The WaPo has an epiphany

From The Washington Post:

AUGUSTO PINOCHET, who died Sunday at the age of 91, has been vilified for three decades in and outside of Chile, the South American country he ruled for 17 years. For some he was the epitome of an evil dictator. That was partly because he helped to overthrow, with U.S. support, an elected president considered saintly by the international left: socialist Salvador Allende, whose responsibility for creating the conditions for the 1973 coup is usually overlooked. Mr. Pinochet was brutal: More than 3,000 people were killed by his government and tens of thousands tortured, mostly in his first three years. Thousands of others spent years in exile.

[. . .]

Like it or not, Mr. Pinochet had something to do with this success. To the dismay of every economic minister in Latin America, he introduced the free-market policies that produced the Chilean economic miracle -- and that not even Allende's socialist successors have dared reverse. He also accepted a transition to democracy, stepping down peacefully in 1990 after losing a referendum.

This is not a mystery. To explain let me tell you a story. My cousin's wife developed cancer back around 12 years ago. It was a tumor in her throat about the size of her fist. To kill the tumor and save her life her doctors used radiation and chemotherapy.

The treatments were very hard on her. They left her sick as a dog, they compromised her immune system and made her hair fall out. She suffered greatly but had she not endured the treatment the cancer would have killed her.

Chile had the same problem as my cousin's wife. A cancer was growing within the nation and would have killed it if drastic and painful measures were not taken. Socialism and the political left which champions it are as deadly to a nation as cancer is to a human body. When it appears it must be rooted out with utter ruthlessness otherwise it will bring a nation and people to ruin, poverty and slavery.

The pain that Pinochet put Chile through was difficult to endure however it was necessary. For an example of what Chile would look like today had it not been for Pinochet one only need to look to Cuba.

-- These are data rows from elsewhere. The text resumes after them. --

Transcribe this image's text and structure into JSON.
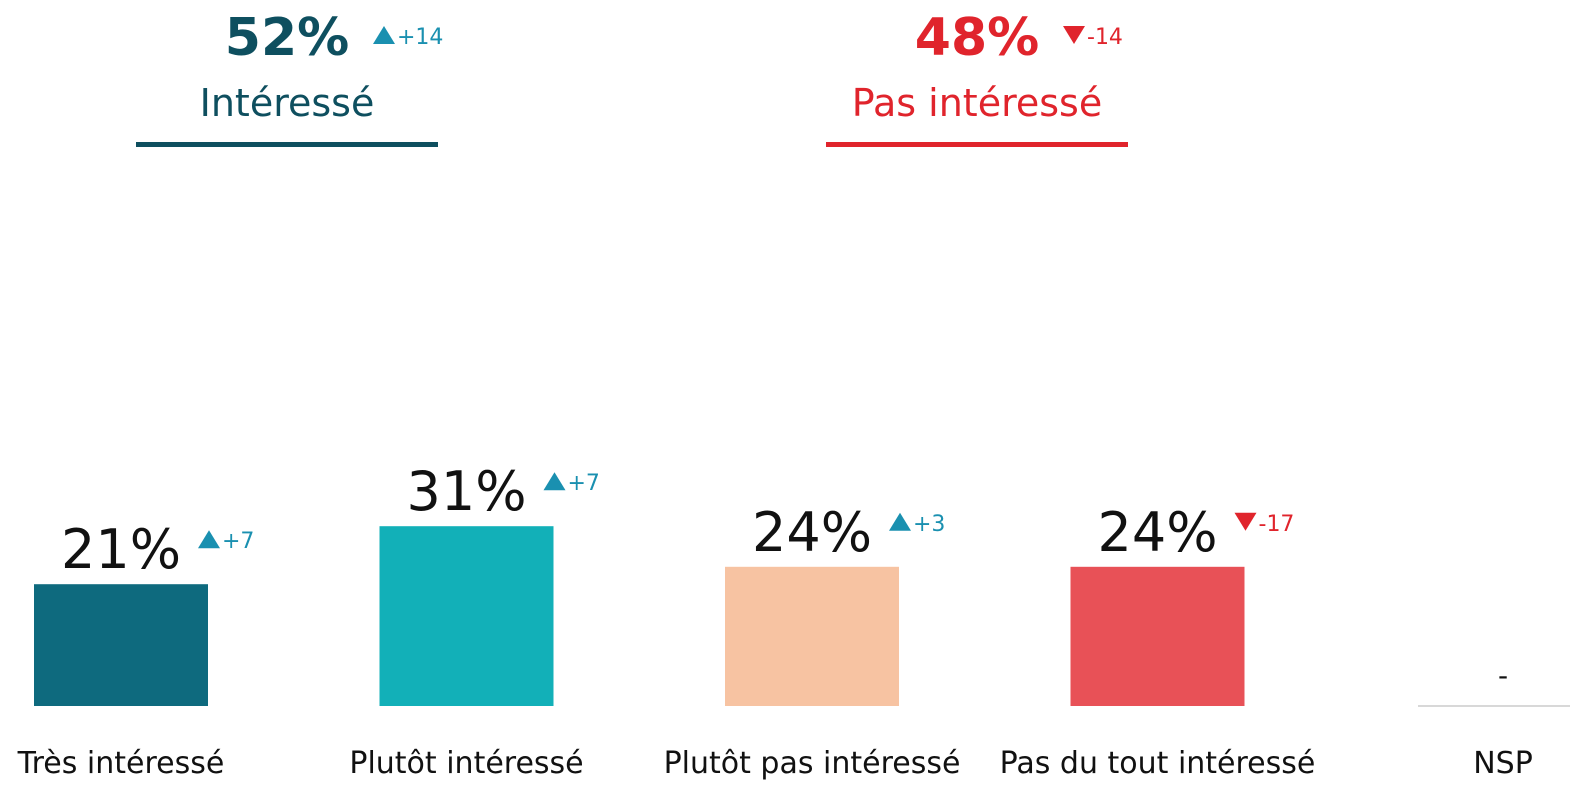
{
  "chart_data": {
    "type": "bar",
    "summaries": [
      {
        "label": "Intéressé",
        "value": 52,
        "value_label": "52%",
        "change": 14,
        "change_label": "+14",
        "color": "#0e4f5f"
      },
      {
        "label": "Pas intéressé",
        "value": 48,
        "value_label": "48%",
        "change": -14,
        "change_label": "-14",
        "color": "#e0242c"
      }
    ],
    "categories": [
      "Très intéressé",
      "Plutôt intéressé",
      "Plutôt pas intéressé",
      "Pas du tout intéressé",
      "NSP"
    ],
    "values": [
      21,
      31,
      24,
      24,
      null
    ],
    "value_labels": [
      "21%",
      "31%",
      "24%",
      "24%",
      "-"
    ],
    "changes": [
      7,
      7,
      3,
      -17,
      null
    ],
    "change_labels": [
      "+7",
      "+7",
      "+3",
      "-17",
      null
    ],
    "colors": [
      "#0e6a7e",
      "#12b0b8",
      "#f7c3a2",
      "#e85157",
      "#cccccc"
    ],
    "ylim": [
      0,
      100
    ]
  }
}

As even the Post is forced to conclude:

By way of contrast, Fidel Castro -- Mr. Pinochet's nemesis and a hero to many in Latin America and beyond -- will leave behind an economically ruined and freedomless country with his approaching death. Mr. Castro also killed and exiled thousands. But even when it became obvious that his communist economic system had impoverished his country, he refused to abandon that system: He spent the last years of his rule reversing a partial liberalization. To the end he also imprisoned or persecuted anyone who suggested Cubans could benefit from freedom of speech or the right to vote.

The contrast between Cuba and Chile more than 30 years after Mr. Pinochet's coup is a reminder of a famous essay written by Jeane J. Kirkpatrick, the provocative and energetic scholar and U.S. ambassador to the United Nations who died Thursday. In "Dictatorships and Double Standards," a work that caught the eye of President Ronald Reagan, Ms. Kirkpatrick argued that right-wing dictators such as Mr. Pinochet were ultimately less malign than communist rulers, in part because their regimes were more likely to pave the way for liberal democracies. She, too, was vilified by the left. Yet by now it should be obvious: She was right.

The earlier the cancer is diagnosed the less drastic the treatment need be. Last month America developed a small tumor. We can easily remove it in 2008, but if we wait much longer the US will need a convulsion like Chile's and I'm not sure that we have a Pinochet waiting in the wings to save us.